This bug is to track the upgrades on the RAID controllers alerts that are being reported by Nagios.
Current list is here:
*** Bug 660927 has been marked as a duplicate of this bug. ***
CC'ing Ravi on this to see when we can squeeze in a ringring reboot.
This is a blocker since machines are hard locking because of a combination of this + RHEL kernel weirdness. Assigning to current oncall.
To summarize - POA is as follows on the crashing machines :
1) Upgrade to RHEL 5.7, reboot.
2) Upgrade the HP Firmware for the RAID controller.
Dave, correct me if it's needed here.
Ashish, 1) should be simple enough, either a yum -y update and reboot or login to boris as root, forward keys and run rebootrhel <hostname> and let that script do the magic.

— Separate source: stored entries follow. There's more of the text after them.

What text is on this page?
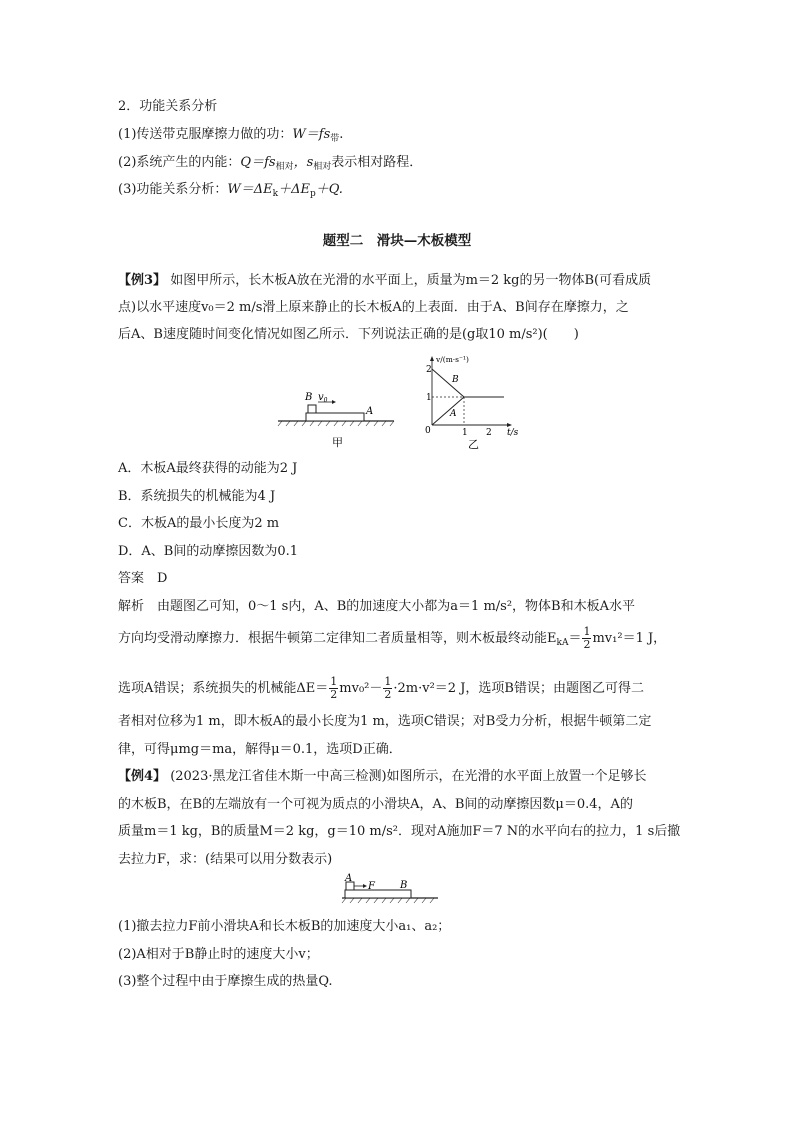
2．功能关系分析
(1)传送带克服摩擦力做的功：$W=fs_带$.
(2)系统产生的内能：$Q=fs_{相对}$，$s_{相对}$表示相对路程．
(3)功能关系分析：$W=\Delta E_k+\Delta E_p+Q$.
题型二　滑块—木板模型
【例3】 如图甲所示，长木板A放在光滑的水平面上，质量为m＝2 kg的另一物体B(可看成质
点)以水平速度v₀＝2 m/s滑上原来静止的长木板A的上表面．由于A、B间存在摩擦力，之
后A、B速度随时间变化情况如图乙所示．下列说法正确的是(g取10 m/s²)(　　)
B $v_0$
A
甲
v/(m·s⁻¹)
t/s
2
1
0	1 2
B
A
乙
A．木板A最终获得的动能为2 J
B．系统损失的机械能为4 J
C．木板A的最小长度为2 m
D．A、B间的动摩擦因数为0.1
答案　D
解析　由题图乙可知，0～1 s内，A、B的加速度大小都为a＝1 m/s²，物体B和木板A水平
方向均受滑动摩擦力．根据牛顿第二定律知二者质量相等，则木板最终动能$E_{kA}= \frac{1}{2} mv_1^2=1$ J，
选项A错误；系统损失的机械能$\Delta E= \frac{1}{2} mv_0^2- \frac{1}{2} \cdot 2m\cdot v^2=2$ J，选项B错误；由题图乙可得二
者相对位移为1 m，即木板A的最小长度为1 m，选项C错误；对B受力分析，根据牛顿第二定
律，可得μmg＝ma，解得μ＝0.1，选项D正确．
【例4】 (2023·黑龙江省佳木斯一中高三检测)如图所示，在光滑的水平面上放置一个足够长
的木板B，在B的左端放有一个可视为质点的小滑块A，A、B间的动摩擦因数μ＝0.4，A的
质量m＝1 kg，B的质量M＝2 kg，g＝10 m/s²．现对A施加F＝7 N的水平向右的拉力，1 s后撤
去拉力F，求：(结果可以用分数表示)
A
F	B
(1)撤去拉力F前小滑块A和长木板B的加速度大小a₁、a₂；
(2)A相对于B静止时的速度大小v；
(3)整个过程中由于摩擦生成的热量Q.
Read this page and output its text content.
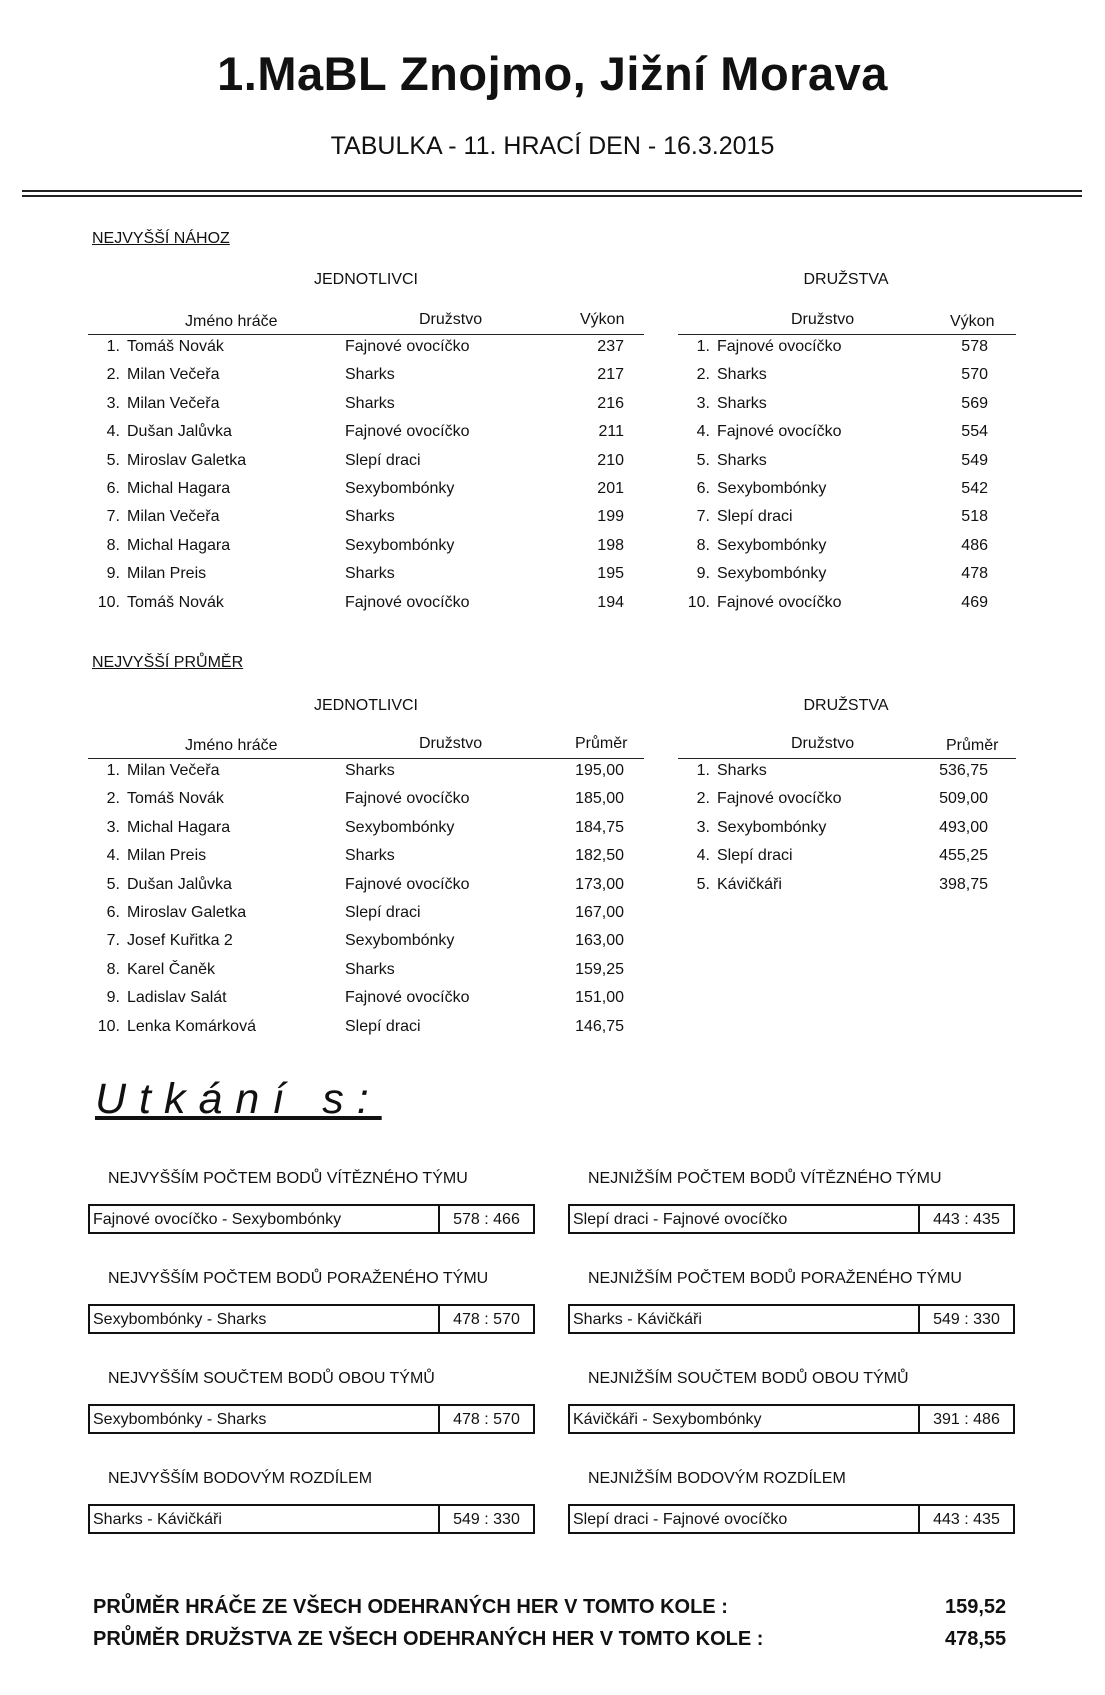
1.MaBL Znojmo, Jižní Morava
TABULKA - 11. HRACÍ DEN - 16.3.2015
NEJVYŠŠÍ NÁHOZ
JEDNOTLIVCI	DRUŽSTVA
Jméno hráče	Družstvo	Výkon	Družstvo	Výkon
1. Tomáš Novák	Fajnové ovocíčko	237
2. Milan Večeřa	Sharks	217
3. Milan Večeřa	Sharks	216
4. Dušan Jalůvka	Fajnové ovocíčko	211
5. Miroslav Galetka	Slepí draci	210
6. Michal Hagara	Sexybombónky	201
7. Milan Večeřa	Sharks	199
8. Michal Hagara	Sexybombónky	198
9. Milan Preis	Sharks	195
10. Tomáš Novák	Fajnové ovocíčko	194
1. Fajnové ovocíčko	578
2. Sharks	570
3. Sharks	569
4. Fajnové ovocíčko	554
5. Sharks	549
6. Sexybombónky	542
7. Slepí draci	518
8. Sexybombónky	486
9. Sexybombónky	478
10. Fajnové ovocíčko	469
NEJVYŠŠÍ PRŮMĚR
JEDNOTLIVCI	DRUŽSTVA
Jméno hráče	Družstvo	Průměr	Družstvo	Průměr
1. Milan Večeřa	Sharks	195,00
2. Tomáš Novák	Fajnové ovocíčko	185,00
3. Michal Hagara	Sexybombónky	184,75
4. Milan Preis	Sharks	182,50
5. Dušan Jalůvka	Fajnové ovocíčko	173,00
6. Miroslav Galetka	Slepí draci	167,00
7. Josef Kuřitka 2	Sexybombónky	163,00
8. Karel Čaněk	Sharks	159,25
9. Ladislav Salát	Fajnové ovocíčko	151,00
10. Lenka Komárková	Slepí draci	146,75
1. Sharks	536,75
2. Fajnové ovocíčko	509,00
3. Sexybombónky	493,00
4. Slepí draci	455,25
5. Kávičkáři	398,75
Utkání s:
NEJVYŠŠÍM POČTEM BODŮ VÍTĚZNÉHO TÝMU
Fajnové ovocíčko - Sexybombónky	578 : 466
NEJVYŠŠÍM POČTEM BODŮ PORAŽENÉHO TÝMU
Sexybombónky - Sharks	478 : 570
NEJVYŠŠÍM SOUČTEM BODŮ OBOU TÝMŮ
Sexybombónky - Sharks	478 : 570
NEJVYŠŠÍM BODOVÝM ROZDÍLEM
Sharks - Kávičkáři	549 : 330
NEJNIŽŠÍM POČTEM BODŮ VÍTĚZNÉHO TÝMU
Slepí draci - Fajnové ovocíčko	443 : 435
NEJNIŽŠÍM POČTEM BODŮ PORAŽENÉHO TÝMU
Sharks - Kávičkáři	549 : 330
NEJNIŽŠÍM SOUČTEM BODŮ OBOU TÝMŮ
Kávičkáři - Sexybombónky	391 : 486
NEJNIŽŠÍM BODOVÝM ROZDÍLEM
Slepí draci - Fajnové ovocíčko	443 : 435
PRŮMĚR HRÁČE ZE VŠECH ODEHRANÝCH HER V TOMTO KOLE :	159,52
PRŮMĚR DRUŽSTVA ZE VŠECH ODEHRANÝCH HER V TOMTO KOLE :	478,55
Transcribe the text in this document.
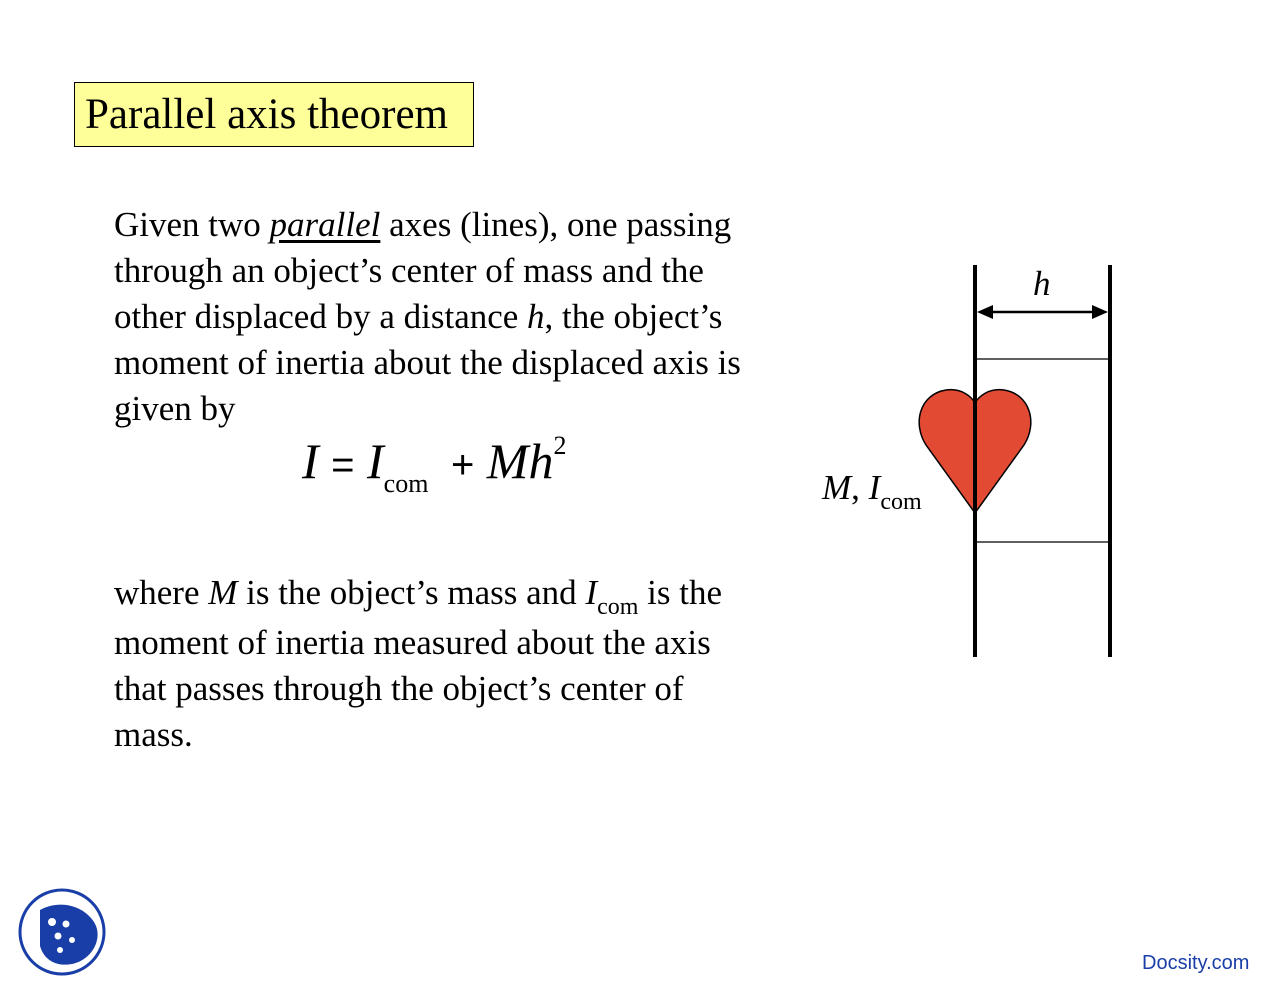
Parallel axis theorem
Given two parallel axes (lines), one passing
through an object’s center of mass and the
other displaced by a distance h, the object’s
moment of inertia about the displaced axis is
given by
$I = I_{com} + Mh^2$
where M is the object’s mass and $I_{com}$ is the
moment of inertia measured about the axis
that passes through the object’s center of
mass.
h
M, $I_{com}$
Docsity.com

Phong should have updated you with instructions for 2.
boris and dm-peep01 upgraded. The remaining machines in the mana page are production hosts and we'll have to schedule downtime with corresponding teams.
pm-web02 and pm-web03 can be done one at a time, since they are part of a redundant cluster.
The three socorro hosts on there are mostly used for dev work and could be done whenever with a quick heads-up announcement in #breakpad, however they are all running rhel6, so I'm not sure it is an issue. I'd still push to do the firmware upgrades though.
I mean the *5* socorro hosts :)
In fact, now would be a good time to do those, since everyone is probably asleep that might use them.
Added a list of thus far known controller firmwares to https://mana.mozilla.org/wiki/display/SYSADMIN/Hardware+Issues (scroll to the end)
cc: coop so he can see details for the downtime announcement.
The downtime has been announced:
As of now, we are a GO for the downtime tonight at 6pm PDT. If I hear otherwise, I'll update this bug.
I'll be responsible for closing trees on the releng side.
All machines have been taken care of besides:
These machines are slated to be taken care of tonight when scheduled downtime is planned.
all systems upgraded beside stm-c01-master01, which is a database for a whole lot of high profile sites (also a single point of failure). We'll need to coordinate a downtime window for this bad boy.
*** Bug 673928 has been marked as a duplicate of this bug. ***
(In reply to comment #13)
> all systems upgraded beside stm-c01-master01, which is a database for a
> whole lot of high profile sites (also a single point of failure). We'll
> need to coordinate a downtime window for this bad boy.
tm-c01-master01 (and tm-c01-slave01) were brought up to date this morning during an outage on tm-c01-slave01.
That was the last one on the list.